As video output and persistent store become available, error events should be displayed on screen and recorded in an error message partition. Again, there should be a strategy to avoid filling the error message partition, and to allow as many error notifications as possible to remain on screen.

If the device is booting to maintenance mode, and an admin has not logged in via the test port at this point, the video device may present a console login prompt/window, as well.  Or it may present one for other reasons, such as a console request from the keyboard.

The video display could also have scrolling windows showing current system logs.

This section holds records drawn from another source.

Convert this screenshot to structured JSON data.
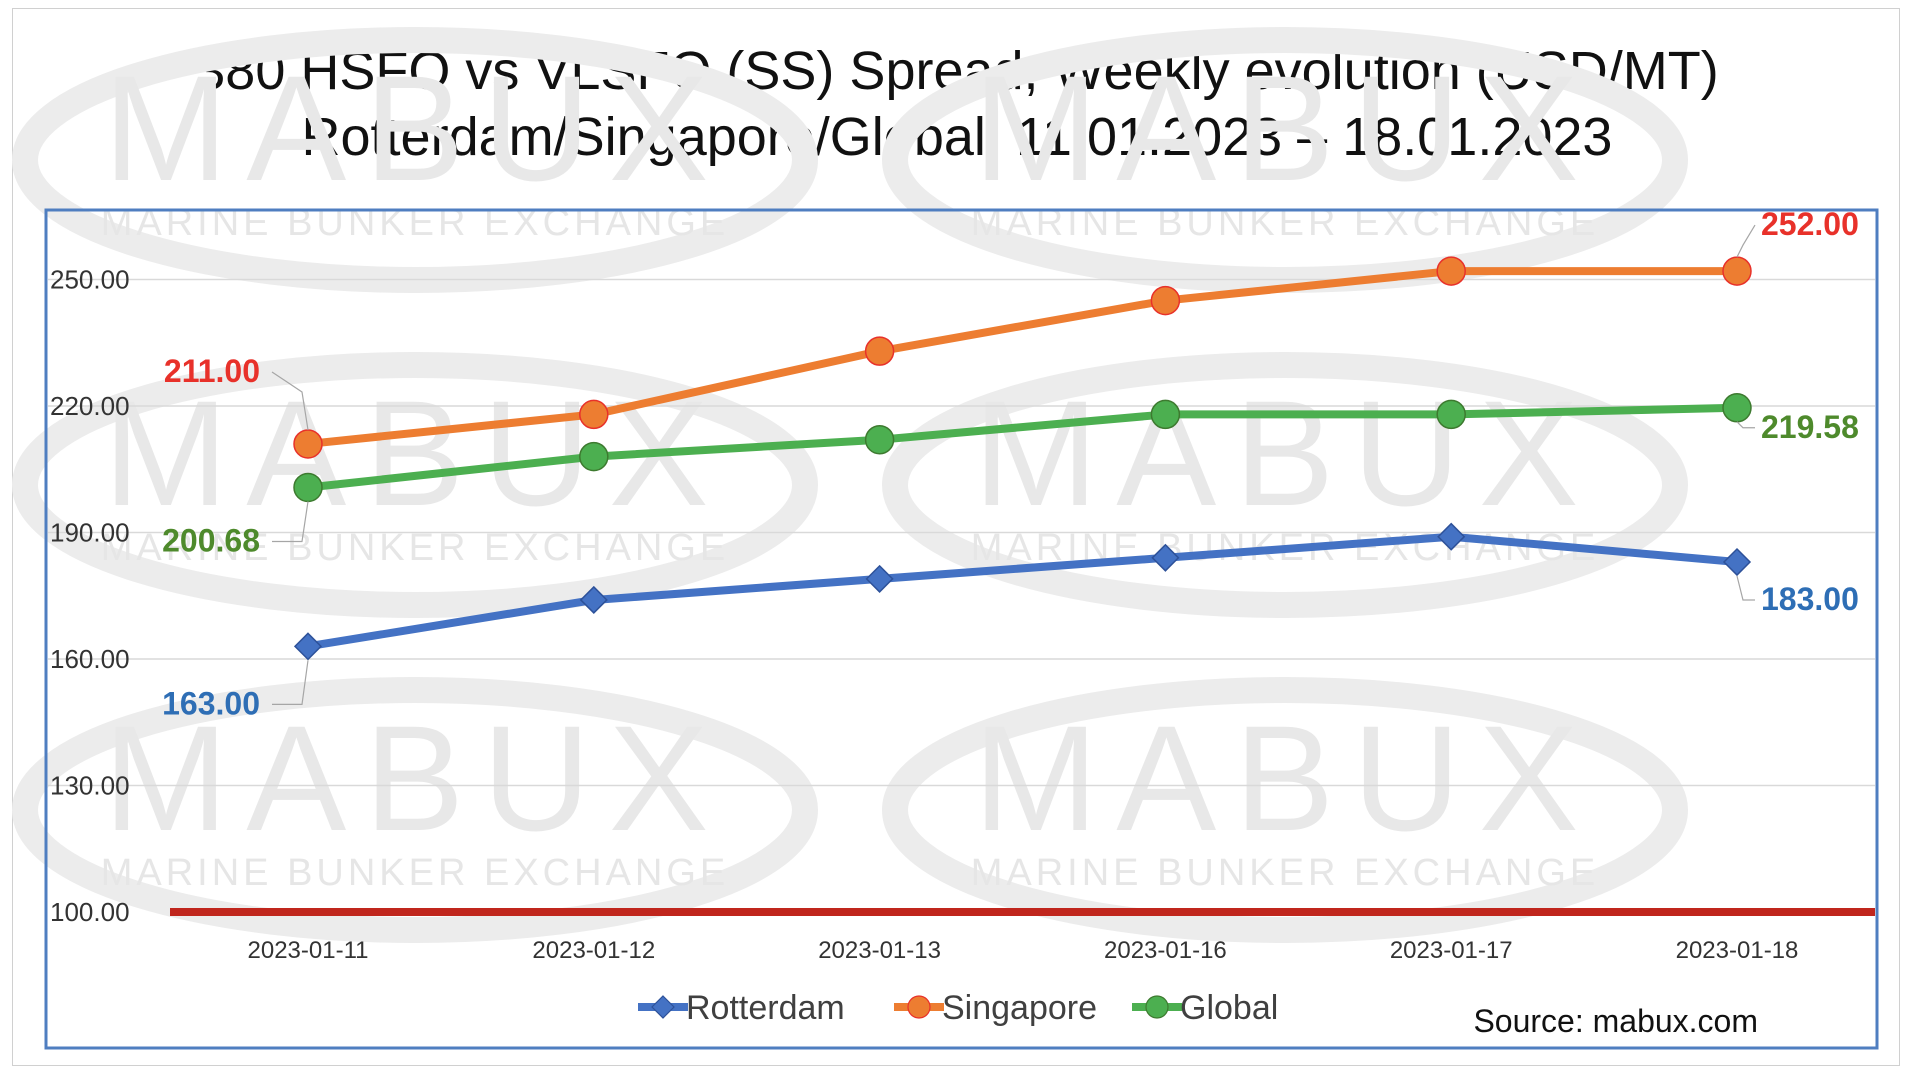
{
  "chart_data": {
    "type": "line",
    "title": "380 HSFO vs VLSFO (SS) Spread, Weekly evolution (USD/MT)",
    "subtitle": "Rotterdam/Singapore/Global, 11.01.2023 – 18.01.2023",
    "categories": [
      "2023-01-11",
      "2023-01-12",
      "2023-01-13",
      "2023-01-16",
      "2023-01-17",
      "2023-01-18"
    ],
    "yticks": [
      "100.00",
      "130.00",
      "160.00",
      "190.00",
      "220.00",
      "250.00"
    ],
    "ylim": [
      100,
      265
    ],
    "grid": true,
    "legend_position": "bottom",
    "series": [
      {
        "name": "Rotterdam",
        "values": [
          163,
          174,
          179,
          184,
          189,
          183
        ],
        "color": "#4472C4",
        "marker": "diamond"
      },
      {
        "name": "Singapore",
        "values": [
          211,
          218,
          233,
          245,
          252,
          252
        ],
        "color": "#ED7D31",
        "marker": "circle"
      },
      {
        "name": "Global",
        "values": [
          200.68,
          208,
          212,
          218,
          218,
          219.58
        ],
        "color": "#4CAF50",
        "marker": "circle"
      }
    ],
    "data_labels": [
      {
        "series": "Singapore",
        "index": 0,
        "text": "211.00",
        "color": "#E8312A"
      },
      {
        "series": "Singapore",
        "index": 5,
        "text": "252.00",
        "color": "#E8312A"
      },
      {
        "series": "Global",
        "index": 0,
        "text": "200.68",
        "color": "#4E8A2C"
      },
      {
        "series": "Global",
        "index": 5,
        "text": "219.58",
        "color": "#4E8A2C"
      },
      {
        "series": "Rotterdam",
        "index": 0,
        "text": "163.00",
        "color": "#2E6EB5"
      },
      {
        "series": "Rotterdam",
        "index": 5,
        "text": "183.00",
        "color": "#2E6EB5"
      }
    ],
    "reference_line": {
      "value": 100,
      "color": "#C0261D"
    },
    "source": "Source: mabux.com"
  },
  "watermark": {
    "logo": "MABUX",
    "tagline": "MARINE BUNKER EXCHANGE"
  },
  "colors": {
    "plot_border": "#4F7EC0",
    "grid": "#D9D9D9"
  }
}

Also, parameter RAM flags may prevent console login to a local video device/keyboard pair, requiring admin login at the test port via some serial terminal device.

(12.4) High-level boot.

The supervisor would have hooks and APIs to present walled virtual run-time sessions to high-level OSses, including walled instances of itself and walled instances of Linux or BSD OSses, or Plan Nine, etc., to the extent the CPU can support such things, and to the extent the device is designed to support such things.

And parameter RAM would have flags to indicate whether a boot menu should be provided, or which high-level OSses available should boot.

If walled instances are not supported, only a single high level OS would be allowed to boot, and the supervisor would still map system calls from the high-level OS into device resources.



This is my idea of what should happen in the boot-up process. Unfortunately, most computers I am familiar with do a lot of other stuff and not enough of this.